From the social side, the brilliant and spirited accounts in the Sagas of the Kings of Norway are absolutely invaluable; and even as regards actual occurrences we are inclined to rely upon them to a greater extent than Freeman allowed himself to do. They bear the impress of truth.
Chapter XXII
The Reign of Sweyn Forkbeard
Denmark became consolidated into a kingdom at a slightly earlier period than Norway, and there was constant strife between the two young nations. The first king of all Denmark was named Gorm the Old (b. 830), but it is rather with the reigns of his grandson, Sweyn Forkbeard, and his great grandson, Canute the Great, that we have to do, for it was in their time that England was conquered by Denmark, and became for the space of twenty-nine years, from Sweyn to Hardacanute (1013–1042), a portion of the Danish dominions. This is an important incident in the history of both countries, and we must now see what the sagas have to tell us about these events.
During the reign of Hakon the Good and the early years of Olaf Trygveson in Norway, the King of Denmark was Harald Blue-tooth, son of Gorm the Old, who reigned from 935 to 985, during the reigns of Athelstan the Great and Edmund in England, and of the weak and insignificant kings, Edwy, Edgar, and Ethelred the Unready, who succeeded them.
It was during the reign of Ethelred that for the first time there was raised a regular tax in England, called the Danegeld, or Dane-gold, paid by the English to the terrible Danes in order to purchase peace from them. But the effect of the tax was just the opposite to that which the English desired; instead of keeping the Danes out of the country, it brought them over in greater numbers, in the hope of getting more money out of the English. Both the south and east coast were at their mercy, and wherever they appeared the English troops fled at their approach; unled and unmarshalled, they could make no stand against their foes. In the year 994 Olaf Trygveson (reigned 995–1000) and Sweyn Forkbeard united their armies and made a descent upon London with ninety-four ships, as we read in the English Chronicle. They were driven away from London with great loss and damage, but they went burning and slaying all round the coast. They went into winter quarters at Southampton, where sixteen thousand pounds in money was paid to them to induce them to desist from their ravaging. But in the same year, at an invitation from the English king, Olaf paid a visit of state to Ethelred, and pledged himself that he would no more take arms against the English, which promise he loyally fulfilled. His thoughts were, indeed, turning toward his own kingdom of Norway. But Sweyn made no such promise. Sweyn Forkbeard, called in his own country Svein Tjuguskeg, who reigned over Denmark from 985 to 1014, was son to Harald, Gorm’s son. The year before his father’s death he had come to him and asked him to divide the kingdom with himself; but Harald would not hear of this. Then Sweyn flew to arms, and though he was overpowered by numbers and obliged to fly, Harald Blue-tooth received a wound which ended in his death; and Sweyn was chosen King of Denmark. He was the father of Canute, or Knut, the Great.
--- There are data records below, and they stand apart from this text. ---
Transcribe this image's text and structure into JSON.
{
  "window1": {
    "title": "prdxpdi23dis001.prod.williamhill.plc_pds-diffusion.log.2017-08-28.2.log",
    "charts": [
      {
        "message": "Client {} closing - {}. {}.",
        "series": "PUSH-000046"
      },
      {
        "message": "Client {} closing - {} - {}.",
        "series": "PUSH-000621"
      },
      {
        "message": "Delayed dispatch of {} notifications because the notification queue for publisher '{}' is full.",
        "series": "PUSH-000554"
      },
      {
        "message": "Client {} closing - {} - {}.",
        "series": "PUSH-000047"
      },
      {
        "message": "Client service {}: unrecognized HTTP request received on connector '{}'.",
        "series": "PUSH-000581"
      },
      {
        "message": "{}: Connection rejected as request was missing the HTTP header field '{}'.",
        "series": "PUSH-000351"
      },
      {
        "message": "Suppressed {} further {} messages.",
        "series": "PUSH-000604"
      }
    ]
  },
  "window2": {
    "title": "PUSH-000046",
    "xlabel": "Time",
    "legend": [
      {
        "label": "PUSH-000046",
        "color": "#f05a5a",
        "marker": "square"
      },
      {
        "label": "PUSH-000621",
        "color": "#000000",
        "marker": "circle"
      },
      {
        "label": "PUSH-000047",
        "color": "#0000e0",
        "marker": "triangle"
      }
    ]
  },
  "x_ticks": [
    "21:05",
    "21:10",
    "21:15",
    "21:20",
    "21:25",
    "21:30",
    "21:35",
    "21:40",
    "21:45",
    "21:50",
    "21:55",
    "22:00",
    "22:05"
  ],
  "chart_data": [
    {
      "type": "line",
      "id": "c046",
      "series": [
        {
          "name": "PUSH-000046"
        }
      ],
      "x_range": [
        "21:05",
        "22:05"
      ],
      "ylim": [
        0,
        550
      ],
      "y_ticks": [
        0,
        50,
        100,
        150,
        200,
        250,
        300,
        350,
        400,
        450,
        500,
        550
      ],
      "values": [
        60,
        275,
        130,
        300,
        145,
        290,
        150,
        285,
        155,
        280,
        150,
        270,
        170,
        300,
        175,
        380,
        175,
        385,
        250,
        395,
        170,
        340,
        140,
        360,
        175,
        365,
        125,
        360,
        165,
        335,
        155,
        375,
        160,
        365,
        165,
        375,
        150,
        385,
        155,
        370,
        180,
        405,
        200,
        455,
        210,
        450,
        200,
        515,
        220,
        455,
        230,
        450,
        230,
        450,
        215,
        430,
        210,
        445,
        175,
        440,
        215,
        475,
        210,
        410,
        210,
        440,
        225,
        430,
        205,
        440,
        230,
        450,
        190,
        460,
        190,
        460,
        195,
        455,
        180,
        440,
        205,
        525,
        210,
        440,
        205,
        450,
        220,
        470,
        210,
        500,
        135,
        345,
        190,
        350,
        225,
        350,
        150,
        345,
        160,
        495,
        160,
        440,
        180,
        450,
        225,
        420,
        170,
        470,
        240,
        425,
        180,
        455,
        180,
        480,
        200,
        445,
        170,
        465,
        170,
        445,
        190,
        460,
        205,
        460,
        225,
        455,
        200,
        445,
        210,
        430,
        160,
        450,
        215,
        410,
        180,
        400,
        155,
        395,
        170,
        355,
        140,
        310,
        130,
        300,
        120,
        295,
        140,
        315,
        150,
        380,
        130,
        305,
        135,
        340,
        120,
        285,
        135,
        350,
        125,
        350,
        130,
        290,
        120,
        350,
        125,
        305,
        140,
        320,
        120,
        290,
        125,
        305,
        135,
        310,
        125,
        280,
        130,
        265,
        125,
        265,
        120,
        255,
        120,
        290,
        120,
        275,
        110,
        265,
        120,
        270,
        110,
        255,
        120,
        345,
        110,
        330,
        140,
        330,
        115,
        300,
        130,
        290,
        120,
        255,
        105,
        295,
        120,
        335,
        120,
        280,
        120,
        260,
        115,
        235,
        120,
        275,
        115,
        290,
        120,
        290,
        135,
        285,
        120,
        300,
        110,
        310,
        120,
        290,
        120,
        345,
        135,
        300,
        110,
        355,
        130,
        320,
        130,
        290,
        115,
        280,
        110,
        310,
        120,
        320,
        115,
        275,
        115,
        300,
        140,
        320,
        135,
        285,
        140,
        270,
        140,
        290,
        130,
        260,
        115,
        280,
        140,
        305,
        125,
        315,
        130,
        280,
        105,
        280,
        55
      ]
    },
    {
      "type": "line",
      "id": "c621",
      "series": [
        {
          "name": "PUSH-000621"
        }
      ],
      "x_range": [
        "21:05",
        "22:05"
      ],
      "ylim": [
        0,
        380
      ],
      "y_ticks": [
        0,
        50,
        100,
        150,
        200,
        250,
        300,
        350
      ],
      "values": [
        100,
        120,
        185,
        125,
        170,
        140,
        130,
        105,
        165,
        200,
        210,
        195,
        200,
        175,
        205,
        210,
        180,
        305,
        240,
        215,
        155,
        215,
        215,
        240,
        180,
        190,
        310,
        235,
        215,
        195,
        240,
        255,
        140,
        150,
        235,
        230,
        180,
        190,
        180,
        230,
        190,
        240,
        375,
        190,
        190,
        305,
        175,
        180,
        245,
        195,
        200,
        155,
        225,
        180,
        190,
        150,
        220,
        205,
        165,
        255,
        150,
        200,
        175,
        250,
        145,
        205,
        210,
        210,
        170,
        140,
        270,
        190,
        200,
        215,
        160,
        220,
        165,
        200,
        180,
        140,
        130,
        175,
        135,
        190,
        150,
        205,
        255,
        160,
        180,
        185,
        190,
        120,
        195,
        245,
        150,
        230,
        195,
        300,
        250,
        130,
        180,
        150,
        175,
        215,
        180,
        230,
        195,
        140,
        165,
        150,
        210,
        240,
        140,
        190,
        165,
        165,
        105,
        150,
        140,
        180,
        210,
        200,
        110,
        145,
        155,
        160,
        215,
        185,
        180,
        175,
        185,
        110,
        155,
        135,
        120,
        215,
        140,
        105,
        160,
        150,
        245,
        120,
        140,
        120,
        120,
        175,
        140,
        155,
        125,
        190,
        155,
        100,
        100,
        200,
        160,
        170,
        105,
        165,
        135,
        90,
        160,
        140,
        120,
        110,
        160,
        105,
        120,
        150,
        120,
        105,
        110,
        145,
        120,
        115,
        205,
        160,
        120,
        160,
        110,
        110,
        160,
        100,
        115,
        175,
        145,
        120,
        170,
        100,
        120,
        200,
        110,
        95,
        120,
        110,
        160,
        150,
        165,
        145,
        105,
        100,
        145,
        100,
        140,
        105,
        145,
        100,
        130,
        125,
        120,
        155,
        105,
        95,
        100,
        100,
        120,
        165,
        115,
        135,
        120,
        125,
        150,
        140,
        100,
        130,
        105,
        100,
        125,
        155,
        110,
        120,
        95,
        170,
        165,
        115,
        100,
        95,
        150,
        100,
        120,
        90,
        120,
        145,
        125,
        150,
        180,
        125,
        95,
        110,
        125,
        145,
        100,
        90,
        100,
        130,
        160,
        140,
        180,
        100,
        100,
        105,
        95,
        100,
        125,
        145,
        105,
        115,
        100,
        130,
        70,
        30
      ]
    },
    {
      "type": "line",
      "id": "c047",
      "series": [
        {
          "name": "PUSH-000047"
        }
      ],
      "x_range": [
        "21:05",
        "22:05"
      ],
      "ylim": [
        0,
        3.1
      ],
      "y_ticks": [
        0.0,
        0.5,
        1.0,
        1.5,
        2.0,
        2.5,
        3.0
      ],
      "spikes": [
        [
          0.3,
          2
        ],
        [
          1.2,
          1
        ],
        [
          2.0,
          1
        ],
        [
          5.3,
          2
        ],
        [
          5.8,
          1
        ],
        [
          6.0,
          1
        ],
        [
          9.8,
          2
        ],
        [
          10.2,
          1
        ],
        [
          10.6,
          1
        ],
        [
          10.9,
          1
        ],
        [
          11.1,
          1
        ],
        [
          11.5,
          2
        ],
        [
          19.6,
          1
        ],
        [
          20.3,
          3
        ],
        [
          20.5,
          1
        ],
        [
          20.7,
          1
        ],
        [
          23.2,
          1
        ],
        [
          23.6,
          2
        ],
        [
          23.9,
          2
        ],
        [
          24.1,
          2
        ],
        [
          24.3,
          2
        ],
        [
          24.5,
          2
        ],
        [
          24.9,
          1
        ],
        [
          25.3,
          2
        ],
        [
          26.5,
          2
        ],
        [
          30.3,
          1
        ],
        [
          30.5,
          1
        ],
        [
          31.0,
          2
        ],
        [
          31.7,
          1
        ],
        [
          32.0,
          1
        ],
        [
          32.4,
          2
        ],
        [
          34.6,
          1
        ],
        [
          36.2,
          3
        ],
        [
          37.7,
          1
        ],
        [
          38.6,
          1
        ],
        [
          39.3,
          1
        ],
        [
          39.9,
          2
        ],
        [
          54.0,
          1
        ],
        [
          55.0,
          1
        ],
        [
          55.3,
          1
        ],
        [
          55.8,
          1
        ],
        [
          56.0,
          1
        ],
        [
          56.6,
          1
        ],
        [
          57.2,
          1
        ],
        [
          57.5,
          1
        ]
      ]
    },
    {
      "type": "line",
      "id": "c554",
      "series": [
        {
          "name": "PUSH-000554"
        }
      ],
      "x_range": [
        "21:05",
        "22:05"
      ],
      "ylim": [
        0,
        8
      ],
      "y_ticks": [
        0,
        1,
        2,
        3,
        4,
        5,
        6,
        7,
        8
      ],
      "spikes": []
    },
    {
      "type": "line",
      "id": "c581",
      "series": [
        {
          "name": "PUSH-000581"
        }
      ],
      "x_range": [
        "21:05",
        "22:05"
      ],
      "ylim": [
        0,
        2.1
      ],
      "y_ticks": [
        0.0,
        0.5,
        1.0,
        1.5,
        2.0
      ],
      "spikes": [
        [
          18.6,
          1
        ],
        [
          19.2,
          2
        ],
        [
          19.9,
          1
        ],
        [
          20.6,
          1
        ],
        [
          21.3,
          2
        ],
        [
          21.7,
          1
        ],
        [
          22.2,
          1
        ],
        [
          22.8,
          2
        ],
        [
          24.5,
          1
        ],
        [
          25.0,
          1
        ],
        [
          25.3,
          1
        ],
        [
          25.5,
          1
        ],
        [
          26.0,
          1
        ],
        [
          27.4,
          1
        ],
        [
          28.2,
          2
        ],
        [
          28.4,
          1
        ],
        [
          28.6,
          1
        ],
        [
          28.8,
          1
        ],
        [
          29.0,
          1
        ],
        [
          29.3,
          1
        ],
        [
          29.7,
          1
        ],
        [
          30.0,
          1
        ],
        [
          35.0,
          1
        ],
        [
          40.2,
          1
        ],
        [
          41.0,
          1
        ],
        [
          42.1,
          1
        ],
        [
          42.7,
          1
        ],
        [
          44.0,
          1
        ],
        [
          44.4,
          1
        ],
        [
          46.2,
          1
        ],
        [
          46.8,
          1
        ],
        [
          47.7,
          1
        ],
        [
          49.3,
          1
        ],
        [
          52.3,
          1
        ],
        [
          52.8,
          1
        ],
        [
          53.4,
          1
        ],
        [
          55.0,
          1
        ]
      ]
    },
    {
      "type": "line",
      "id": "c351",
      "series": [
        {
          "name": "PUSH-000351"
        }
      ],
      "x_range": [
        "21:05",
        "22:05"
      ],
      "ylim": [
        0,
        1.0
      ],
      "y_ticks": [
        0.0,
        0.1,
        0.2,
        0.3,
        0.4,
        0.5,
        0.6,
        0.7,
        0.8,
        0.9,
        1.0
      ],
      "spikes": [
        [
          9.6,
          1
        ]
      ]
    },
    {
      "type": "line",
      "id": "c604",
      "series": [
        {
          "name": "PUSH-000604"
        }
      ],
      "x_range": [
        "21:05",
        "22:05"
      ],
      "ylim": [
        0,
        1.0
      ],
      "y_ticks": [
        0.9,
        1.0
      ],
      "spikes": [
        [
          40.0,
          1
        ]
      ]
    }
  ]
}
On his succession he had given a splendid banquet, to which he invited all the chiefs of his dominions, and the bravest of his army and allies, and of the vikings who had assisted him; on the first day of the feast, before he seated himself on the throne of his father Harald, he had poured out a bowl to his father’s memory, and made a solemn vow that before three winters were past he would go over to England and either kill King Ethelred the Unready or chase him out of the country.